Morador da Vila Santa Luzia, na Torre, filho de uma ex-carroceira, tirou fino da miséria e passou no vestibular de Biomedicina da Universidade Federal de Pernambuco (UFPE). Passou bem. Foi primeiro lugar entre os alunos das escolas públicas. Não fazia outra coisa. Só estudava e frequentava o grupo jovem da Igreja da Torre. Deixou a mãe louca de felicidade. E a Vila Santa Luzia também. As mães de lá ganharam um rosto para mostrar aos filhos. "Tá vendo aquele ali. Passou no vestibular."
Aos 22 anos, Alcides ganharia o diploma em setembro. Iria fazer mestrado e depois doutorado. Mas ele morava no Recife. Foi o bastante para levar dois tiros na cabeça. Estava estudando à 1h da sexta-feira. Arrastado de casa por dois homens numa moto. Morreu na frente da mãe e das três irmãs. Queriam matar outro.

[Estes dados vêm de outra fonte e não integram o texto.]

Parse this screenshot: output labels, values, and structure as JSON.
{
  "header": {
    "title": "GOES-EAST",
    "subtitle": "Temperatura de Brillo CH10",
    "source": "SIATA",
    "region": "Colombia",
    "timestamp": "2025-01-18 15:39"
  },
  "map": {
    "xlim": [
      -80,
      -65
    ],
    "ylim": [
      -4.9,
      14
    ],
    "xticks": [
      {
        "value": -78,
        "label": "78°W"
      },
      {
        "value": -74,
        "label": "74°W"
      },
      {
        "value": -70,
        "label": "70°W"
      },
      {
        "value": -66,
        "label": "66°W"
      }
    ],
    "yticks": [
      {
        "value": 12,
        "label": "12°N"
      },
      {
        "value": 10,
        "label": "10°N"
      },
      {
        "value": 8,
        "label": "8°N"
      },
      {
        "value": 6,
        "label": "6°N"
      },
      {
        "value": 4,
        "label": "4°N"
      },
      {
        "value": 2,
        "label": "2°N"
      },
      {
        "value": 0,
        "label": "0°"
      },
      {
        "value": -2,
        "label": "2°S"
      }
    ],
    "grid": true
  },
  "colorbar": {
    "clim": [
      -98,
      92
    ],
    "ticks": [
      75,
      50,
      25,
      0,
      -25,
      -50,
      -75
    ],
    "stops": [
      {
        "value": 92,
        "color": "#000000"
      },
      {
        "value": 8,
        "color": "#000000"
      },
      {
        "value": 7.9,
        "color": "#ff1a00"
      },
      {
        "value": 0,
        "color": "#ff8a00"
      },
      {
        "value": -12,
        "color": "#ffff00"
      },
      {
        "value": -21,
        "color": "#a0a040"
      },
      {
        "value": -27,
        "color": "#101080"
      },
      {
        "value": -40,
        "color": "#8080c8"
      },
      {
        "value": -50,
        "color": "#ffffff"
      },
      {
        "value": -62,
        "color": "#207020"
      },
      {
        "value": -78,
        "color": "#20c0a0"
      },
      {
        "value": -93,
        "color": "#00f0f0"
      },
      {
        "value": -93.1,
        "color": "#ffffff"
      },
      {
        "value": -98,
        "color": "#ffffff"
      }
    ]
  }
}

Encontrei com a mãe dele, dona Maria Luiza, hoje pela manhã. Ainda estava vestida de orgulho, com o jaleco branco do filho. Faltava bem pouquinho para ela dizer ao mundo que era mãe de um biomédico. Pouquinho para dizer que não era mais uma. Contou todo o sofrimento. Disse que ainda se agarrou com os assassinos. Mas não teve jeito. Conseguiu evitar apenas o terceiro tiro. Os dois primeiros já haviam interrompido o seu maior sonho. Maria Luiza voltou a ser mais uma. Hoje é 8 de fevereiro e 386 mães choraram, apenas neste ano, a morte de um filho.